CDU Candidates in March state elections break from Merkel


There's a big election coming up in March for Germany, where two of the biggest states, Rheinland-Palatinate and Baden-Wuerttemberg will go to the polls and elect a state parliament. In both of those states, Merkel's center-right CDU party has lost considerable support to far-right AfD, which now has somewhere between 9 and 12% of the vote, well above the 5% threshold required to get seats in the regional governments.

The CDU's candidates in Rheinland-Palatinate and Baden-Wuerttemberg, Julia Kloeckner and Guido Wolf, have broken away from Merkel and are calling for the federal government to set daily "refugee" quotas. This is an especially big deal because Kloeckner is understood to be Merkel's 'heir apparent,' and party members are increasingly turning to Kloeckner.
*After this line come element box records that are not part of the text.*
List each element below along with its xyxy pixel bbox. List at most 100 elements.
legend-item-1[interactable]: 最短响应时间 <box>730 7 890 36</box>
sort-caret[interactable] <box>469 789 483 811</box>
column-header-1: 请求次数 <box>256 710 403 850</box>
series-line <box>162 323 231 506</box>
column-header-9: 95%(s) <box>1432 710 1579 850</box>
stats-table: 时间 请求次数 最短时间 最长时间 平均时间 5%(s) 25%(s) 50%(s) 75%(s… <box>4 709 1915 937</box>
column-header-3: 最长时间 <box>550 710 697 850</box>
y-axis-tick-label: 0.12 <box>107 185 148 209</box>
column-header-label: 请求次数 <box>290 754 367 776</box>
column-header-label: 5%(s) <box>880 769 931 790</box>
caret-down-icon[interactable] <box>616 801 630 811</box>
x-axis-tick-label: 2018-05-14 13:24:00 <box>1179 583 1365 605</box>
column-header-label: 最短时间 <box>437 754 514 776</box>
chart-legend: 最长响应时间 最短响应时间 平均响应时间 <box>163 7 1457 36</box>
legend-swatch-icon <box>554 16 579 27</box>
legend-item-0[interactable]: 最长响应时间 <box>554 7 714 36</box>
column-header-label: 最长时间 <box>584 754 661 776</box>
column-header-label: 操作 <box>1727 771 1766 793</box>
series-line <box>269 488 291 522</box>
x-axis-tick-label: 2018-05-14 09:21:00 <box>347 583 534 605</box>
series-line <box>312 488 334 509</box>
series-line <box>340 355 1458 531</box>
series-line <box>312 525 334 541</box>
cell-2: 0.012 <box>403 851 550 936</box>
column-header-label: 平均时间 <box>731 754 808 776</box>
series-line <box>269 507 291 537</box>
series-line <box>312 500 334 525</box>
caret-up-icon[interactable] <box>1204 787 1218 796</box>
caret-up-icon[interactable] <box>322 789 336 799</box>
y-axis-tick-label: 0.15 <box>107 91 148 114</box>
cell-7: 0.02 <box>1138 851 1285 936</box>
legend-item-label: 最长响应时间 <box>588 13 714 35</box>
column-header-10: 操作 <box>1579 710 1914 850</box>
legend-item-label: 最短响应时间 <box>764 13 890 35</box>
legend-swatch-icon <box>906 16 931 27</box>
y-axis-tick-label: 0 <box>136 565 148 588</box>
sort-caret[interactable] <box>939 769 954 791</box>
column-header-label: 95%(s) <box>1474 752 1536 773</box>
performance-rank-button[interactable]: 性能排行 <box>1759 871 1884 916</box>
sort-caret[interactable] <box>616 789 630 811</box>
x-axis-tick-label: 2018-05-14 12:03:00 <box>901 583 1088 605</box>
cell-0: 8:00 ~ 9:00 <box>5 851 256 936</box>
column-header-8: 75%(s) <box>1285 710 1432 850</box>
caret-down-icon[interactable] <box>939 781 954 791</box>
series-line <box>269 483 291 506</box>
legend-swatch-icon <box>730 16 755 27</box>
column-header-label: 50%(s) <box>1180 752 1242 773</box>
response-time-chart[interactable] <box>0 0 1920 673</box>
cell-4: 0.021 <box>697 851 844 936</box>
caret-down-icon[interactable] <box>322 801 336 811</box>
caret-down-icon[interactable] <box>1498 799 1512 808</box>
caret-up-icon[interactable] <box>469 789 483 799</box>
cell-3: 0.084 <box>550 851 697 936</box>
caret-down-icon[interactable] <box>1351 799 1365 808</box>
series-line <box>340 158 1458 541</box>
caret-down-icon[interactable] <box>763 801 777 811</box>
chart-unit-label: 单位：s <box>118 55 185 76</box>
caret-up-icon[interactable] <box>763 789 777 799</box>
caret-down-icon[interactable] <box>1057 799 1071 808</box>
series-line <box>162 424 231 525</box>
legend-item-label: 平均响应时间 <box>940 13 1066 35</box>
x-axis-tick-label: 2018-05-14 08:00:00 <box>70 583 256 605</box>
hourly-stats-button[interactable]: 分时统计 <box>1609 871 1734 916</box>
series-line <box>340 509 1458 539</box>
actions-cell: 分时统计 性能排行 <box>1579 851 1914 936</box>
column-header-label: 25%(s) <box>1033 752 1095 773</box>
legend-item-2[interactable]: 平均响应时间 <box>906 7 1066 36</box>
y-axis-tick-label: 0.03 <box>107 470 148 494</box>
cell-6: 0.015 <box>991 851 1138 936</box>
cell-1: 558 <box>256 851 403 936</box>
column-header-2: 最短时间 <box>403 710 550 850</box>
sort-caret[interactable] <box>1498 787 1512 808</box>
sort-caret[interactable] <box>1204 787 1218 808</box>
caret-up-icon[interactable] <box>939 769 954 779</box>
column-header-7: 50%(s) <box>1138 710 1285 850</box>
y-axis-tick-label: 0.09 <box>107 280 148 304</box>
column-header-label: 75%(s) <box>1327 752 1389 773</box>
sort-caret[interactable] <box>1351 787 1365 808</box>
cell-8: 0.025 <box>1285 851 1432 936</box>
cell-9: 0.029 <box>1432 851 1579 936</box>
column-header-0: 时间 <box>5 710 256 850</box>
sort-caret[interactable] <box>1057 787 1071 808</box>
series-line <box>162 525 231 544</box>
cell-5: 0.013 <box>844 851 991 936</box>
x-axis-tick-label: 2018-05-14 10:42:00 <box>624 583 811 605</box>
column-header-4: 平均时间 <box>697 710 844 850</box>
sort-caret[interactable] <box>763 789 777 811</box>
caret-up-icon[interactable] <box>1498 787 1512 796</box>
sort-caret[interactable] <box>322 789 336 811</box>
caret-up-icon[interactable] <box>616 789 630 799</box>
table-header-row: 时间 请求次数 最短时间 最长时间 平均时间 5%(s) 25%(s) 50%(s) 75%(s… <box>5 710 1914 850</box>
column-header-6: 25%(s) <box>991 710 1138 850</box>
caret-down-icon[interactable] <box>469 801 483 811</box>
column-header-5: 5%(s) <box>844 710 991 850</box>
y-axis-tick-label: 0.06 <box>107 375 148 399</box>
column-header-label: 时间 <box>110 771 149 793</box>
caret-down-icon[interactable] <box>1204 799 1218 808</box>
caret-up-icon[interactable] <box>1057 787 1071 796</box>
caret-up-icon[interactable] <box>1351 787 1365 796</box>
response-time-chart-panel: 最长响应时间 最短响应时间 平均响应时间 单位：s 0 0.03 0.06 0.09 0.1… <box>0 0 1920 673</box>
Not only that, Guido Wolf is neck-and-neck with the Green Party candidate in Baden-Wuerttemberg, thanks in no small part to the rise of AfD. A Green Party victory in the Black Forest state would be a gigantic loss to the CDU, and Merkel will be to blame.

Merkel, unsurprisingly, is holding the line on her "refugee" policy.

"I'm truly working to reduce the number of refugees," the childless chancellor chided on Monday in the town of Landau. "Some people always think I don't even want that. I do."

Well, sorry Merkel, but actions are louder than words. With Merkel continually holding down her more common-sense oriented candidates in Rhineland and Baden-Wuerttemberg, the CDU is headed for a big fat loss in March.